Return the future value at the end of period n of an investment which consists of n payments of p in each period, assuming an interest rate r.

The optional argument l may be used to specify an additional lump-sum payment.

The optional argument method may be used ot specify whether the payments are made at the end ("e", default) or at the beginning ("b") of each period.

Note that the rate r is specified as a fraction (i.e., 0.05, not 5 percent).

— Function File: fvl (r, n, l)

Return the future value at the end of n periods of an initial lump sum investment l, given a per-period interest rate r.

Note that the rate r is specified as a fraction (i.e., 0.05, not 5 percent).

— Function File: irr (p, i)

Return the internal rate of return of a series of payments p from an initial investment i (i.e., the solution of npv (r, p) = i. If the second argument is omitted, a value of 0 is used.

— Function File: nper (r, p, a, l, method)

Return the number of regular payments of p necessary to amortize a loan of amount a and interest r.

The optional argument l may be used to specify an additional lump-sum payment of l made at the end of the amortization time.

The optional argument method may be used to specify whether payments are made at the end ("e", default) or at the beginning ("b") of each period.

Note that the rate r is specified as a fraction (i.e., 0.05, not 5 percent).

— Function File: npv (r, p, i)

Returns the net present value of a series of irregular (i.e., not necessarily identical) payments p which occur at the ends of n consecutive periods. r specifies the one-period interest rates and can either be a scalar (constant rates) or a vector of the same length as p.
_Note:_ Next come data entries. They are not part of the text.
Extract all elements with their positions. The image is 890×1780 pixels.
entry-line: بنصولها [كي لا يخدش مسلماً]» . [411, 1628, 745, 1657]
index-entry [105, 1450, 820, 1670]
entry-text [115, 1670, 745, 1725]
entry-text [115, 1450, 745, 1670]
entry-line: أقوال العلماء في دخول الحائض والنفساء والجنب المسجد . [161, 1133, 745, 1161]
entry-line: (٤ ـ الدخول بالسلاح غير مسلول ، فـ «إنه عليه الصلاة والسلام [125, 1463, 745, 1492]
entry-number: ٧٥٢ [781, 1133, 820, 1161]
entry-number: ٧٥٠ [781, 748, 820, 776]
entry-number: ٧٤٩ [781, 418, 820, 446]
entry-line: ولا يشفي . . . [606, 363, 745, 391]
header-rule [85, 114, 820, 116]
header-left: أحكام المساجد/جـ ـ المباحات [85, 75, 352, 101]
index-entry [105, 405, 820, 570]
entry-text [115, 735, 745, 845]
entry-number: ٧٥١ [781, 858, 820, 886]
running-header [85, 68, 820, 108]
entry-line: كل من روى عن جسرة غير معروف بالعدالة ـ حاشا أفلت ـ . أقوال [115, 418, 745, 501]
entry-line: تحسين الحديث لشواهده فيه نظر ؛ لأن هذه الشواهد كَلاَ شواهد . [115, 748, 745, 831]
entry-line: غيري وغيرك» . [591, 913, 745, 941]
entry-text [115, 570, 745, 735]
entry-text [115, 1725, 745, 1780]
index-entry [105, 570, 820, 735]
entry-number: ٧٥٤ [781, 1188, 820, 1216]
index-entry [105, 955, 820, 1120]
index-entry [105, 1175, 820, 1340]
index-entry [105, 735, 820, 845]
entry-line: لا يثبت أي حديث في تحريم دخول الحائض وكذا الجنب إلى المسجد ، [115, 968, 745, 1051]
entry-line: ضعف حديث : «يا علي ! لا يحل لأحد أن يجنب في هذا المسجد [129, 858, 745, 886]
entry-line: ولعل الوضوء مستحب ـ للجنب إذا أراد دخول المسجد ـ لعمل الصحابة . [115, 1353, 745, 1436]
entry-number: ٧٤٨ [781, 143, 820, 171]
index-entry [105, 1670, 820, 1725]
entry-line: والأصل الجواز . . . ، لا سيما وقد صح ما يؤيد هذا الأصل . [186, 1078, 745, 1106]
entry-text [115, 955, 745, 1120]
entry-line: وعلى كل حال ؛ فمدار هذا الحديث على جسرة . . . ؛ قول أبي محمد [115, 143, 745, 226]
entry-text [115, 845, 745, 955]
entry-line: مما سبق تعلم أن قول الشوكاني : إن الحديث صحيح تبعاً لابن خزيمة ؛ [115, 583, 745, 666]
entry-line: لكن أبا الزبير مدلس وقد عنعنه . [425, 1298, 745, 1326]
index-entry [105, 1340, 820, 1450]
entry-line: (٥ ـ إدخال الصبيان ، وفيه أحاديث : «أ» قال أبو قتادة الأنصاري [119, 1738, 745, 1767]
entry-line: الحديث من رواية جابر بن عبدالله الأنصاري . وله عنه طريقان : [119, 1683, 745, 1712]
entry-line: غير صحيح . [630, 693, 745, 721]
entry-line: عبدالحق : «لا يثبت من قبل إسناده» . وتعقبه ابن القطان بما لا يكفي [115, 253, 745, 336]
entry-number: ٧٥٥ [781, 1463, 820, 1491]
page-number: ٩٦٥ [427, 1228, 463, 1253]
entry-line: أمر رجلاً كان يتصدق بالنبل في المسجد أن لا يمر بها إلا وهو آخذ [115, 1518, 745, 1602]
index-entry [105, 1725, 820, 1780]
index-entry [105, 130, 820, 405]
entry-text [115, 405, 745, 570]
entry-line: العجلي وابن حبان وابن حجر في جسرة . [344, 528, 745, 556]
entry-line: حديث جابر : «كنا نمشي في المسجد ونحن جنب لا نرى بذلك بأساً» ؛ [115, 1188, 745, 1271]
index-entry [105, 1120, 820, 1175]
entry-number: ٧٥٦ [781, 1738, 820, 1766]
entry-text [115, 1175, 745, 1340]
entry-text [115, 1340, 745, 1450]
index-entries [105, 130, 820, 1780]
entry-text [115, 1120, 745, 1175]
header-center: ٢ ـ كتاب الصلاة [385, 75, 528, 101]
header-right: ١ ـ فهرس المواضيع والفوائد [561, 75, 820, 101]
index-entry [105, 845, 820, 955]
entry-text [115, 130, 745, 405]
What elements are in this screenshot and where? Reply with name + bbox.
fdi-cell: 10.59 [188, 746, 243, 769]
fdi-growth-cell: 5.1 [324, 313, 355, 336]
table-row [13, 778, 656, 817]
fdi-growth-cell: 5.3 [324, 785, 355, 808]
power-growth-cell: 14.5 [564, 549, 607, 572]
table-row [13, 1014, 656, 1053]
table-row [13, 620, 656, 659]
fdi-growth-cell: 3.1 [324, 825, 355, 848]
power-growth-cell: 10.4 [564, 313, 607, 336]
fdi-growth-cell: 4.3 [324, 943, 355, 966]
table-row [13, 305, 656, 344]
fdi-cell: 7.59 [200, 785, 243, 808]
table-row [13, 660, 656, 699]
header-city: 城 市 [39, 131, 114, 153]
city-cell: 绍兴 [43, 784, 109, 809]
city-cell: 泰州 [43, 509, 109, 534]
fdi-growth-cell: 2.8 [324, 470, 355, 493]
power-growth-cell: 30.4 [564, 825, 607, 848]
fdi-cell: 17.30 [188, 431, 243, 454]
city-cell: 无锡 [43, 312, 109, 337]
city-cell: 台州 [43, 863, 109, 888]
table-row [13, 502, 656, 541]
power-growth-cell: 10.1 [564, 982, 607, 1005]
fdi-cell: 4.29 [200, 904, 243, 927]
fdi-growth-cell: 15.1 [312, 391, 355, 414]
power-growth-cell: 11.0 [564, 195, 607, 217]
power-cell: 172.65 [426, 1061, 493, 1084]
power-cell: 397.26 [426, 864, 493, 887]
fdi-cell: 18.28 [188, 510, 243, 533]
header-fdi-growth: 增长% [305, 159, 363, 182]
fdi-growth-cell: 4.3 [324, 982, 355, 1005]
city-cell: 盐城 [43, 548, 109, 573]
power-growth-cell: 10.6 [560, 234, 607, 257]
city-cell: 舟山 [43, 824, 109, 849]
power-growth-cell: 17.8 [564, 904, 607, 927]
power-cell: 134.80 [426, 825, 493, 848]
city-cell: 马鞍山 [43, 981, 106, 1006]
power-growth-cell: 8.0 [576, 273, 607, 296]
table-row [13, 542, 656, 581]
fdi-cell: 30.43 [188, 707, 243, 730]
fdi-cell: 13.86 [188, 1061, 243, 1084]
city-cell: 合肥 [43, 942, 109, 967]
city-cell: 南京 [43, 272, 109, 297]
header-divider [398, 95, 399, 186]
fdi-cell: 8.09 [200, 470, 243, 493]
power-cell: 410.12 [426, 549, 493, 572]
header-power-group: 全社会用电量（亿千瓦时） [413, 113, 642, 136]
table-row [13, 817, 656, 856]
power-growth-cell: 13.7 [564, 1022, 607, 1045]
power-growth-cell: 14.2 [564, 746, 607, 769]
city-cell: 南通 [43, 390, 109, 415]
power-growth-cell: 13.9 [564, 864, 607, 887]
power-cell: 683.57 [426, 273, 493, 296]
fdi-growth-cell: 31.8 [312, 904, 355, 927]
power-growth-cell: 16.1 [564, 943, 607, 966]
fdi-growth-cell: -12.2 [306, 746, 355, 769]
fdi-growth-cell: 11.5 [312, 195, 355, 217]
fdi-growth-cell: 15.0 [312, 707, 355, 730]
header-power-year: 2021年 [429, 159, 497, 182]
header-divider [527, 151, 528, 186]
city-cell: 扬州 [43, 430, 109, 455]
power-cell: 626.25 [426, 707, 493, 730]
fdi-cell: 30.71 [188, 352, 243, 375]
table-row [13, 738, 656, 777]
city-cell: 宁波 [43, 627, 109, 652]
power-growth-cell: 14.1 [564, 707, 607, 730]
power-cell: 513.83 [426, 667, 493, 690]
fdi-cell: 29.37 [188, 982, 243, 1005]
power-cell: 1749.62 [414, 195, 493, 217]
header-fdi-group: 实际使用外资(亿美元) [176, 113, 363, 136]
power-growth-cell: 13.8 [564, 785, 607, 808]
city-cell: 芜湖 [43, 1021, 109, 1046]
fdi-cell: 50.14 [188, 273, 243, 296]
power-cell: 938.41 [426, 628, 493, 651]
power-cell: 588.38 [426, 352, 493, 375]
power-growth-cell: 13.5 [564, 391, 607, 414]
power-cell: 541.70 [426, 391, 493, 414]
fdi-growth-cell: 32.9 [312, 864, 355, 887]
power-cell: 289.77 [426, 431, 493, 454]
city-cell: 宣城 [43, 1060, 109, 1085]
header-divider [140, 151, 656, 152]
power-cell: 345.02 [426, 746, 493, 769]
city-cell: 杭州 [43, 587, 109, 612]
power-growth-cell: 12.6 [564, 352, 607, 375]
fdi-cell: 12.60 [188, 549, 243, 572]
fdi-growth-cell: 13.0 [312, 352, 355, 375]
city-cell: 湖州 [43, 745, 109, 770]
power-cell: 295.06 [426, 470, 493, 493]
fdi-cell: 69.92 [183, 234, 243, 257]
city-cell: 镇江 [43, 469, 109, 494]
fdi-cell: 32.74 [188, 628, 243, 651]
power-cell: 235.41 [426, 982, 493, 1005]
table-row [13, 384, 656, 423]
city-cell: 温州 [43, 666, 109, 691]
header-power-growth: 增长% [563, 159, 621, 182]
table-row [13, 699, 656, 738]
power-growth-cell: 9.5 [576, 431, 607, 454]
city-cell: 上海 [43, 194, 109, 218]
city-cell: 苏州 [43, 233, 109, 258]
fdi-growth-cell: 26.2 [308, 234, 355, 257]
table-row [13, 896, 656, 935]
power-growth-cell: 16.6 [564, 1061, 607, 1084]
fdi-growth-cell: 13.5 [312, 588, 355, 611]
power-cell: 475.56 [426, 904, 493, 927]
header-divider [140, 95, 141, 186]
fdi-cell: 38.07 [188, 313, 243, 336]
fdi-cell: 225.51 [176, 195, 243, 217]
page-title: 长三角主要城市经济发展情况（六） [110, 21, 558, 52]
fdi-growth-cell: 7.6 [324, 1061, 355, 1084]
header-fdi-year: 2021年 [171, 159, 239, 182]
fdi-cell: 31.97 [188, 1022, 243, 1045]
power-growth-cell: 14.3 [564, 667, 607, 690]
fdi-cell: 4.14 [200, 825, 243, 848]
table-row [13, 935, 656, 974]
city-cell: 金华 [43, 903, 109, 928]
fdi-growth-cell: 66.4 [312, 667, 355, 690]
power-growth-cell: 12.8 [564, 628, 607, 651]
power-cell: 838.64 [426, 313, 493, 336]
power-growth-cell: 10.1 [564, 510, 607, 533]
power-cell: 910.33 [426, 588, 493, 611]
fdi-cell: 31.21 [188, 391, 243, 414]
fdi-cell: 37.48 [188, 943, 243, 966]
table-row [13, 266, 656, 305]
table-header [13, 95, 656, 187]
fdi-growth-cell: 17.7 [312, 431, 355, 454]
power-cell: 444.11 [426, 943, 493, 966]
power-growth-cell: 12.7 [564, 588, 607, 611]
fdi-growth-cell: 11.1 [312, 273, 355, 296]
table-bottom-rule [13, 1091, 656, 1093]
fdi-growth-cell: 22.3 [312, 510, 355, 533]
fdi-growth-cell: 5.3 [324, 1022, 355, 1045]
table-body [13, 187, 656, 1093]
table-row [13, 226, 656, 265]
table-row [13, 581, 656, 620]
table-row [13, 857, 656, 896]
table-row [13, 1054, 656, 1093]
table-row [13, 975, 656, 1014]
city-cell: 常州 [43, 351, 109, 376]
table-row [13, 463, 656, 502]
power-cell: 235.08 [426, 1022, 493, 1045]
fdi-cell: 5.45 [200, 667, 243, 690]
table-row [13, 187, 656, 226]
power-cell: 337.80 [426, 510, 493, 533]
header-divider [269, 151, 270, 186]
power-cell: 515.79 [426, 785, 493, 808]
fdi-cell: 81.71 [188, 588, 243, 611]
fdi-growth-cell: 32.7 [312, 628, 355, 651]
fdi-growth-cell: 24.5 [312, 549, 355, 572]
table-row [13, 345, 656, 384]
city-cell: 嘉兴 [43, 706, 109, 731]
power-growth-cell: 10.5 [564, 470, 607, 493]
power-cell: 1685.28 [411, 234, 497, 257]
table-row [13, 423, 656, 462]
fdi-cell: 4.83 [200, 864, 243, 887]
The optional argument i may be used to specify an initial investment.

Note that the rate r is specified as a fraction (i.e., 0.05, not 5 percent).

— Function File: pmt (r, n, a, l, method)

Return the amount of periodic payment necessary to amortize a loan of amount a with interest rate r in n periods.

The optional argument l may be used to specify a terminal lump-sum payment.

The optional argument method may be used to specify whether payments are made at the end ("e", default) or at the beginning ("b") of each period.

— Function File: pv (r, n, p, l, method)

Returns the present value of an investment that will pay off p for n consecutive periods, assuming an interest r.

The optional argument l may be used to specify an additional lump-sum payment made at the end of n periods.

The optional argument method may be used to specify whether payments are made at the end ("e", default) or at the beginning ("b") of each period.

Note that the rate r is specified as a fraction (i.e., 0.05, not 5 percent).

— Function File: pvl (r, n, p)

Return the present value of an investment that will pay off p in one lump sum at the end of n periods, given the interest rate r.

Note that the rate r is specified as a fraction (i.e., 0.05, not 5 percent).

— Function File: rate (n, p, v, l, method)

Return the rate of return on an investment of present value v which pays p in n consecutive periods.

The optional argument l may be used to specify an additional lump-sum payment made at the end of n periods.

The optional string argument method may be used to specify whether payments are made at the end ("e", default) or at the beginning ("b") of each period.

— Function File: vol (x, m, n)

Return the volatility of each column of the input matrix x. The number of data sets per period is given by m (e.g. the number of data per year if you want to compute the volatility per year). The optional parameter n gives the number of past periods used for computation, if it is omitted, a value of 1 is used. If t is the number of rows of x, vol returns the volatility from n*m to t.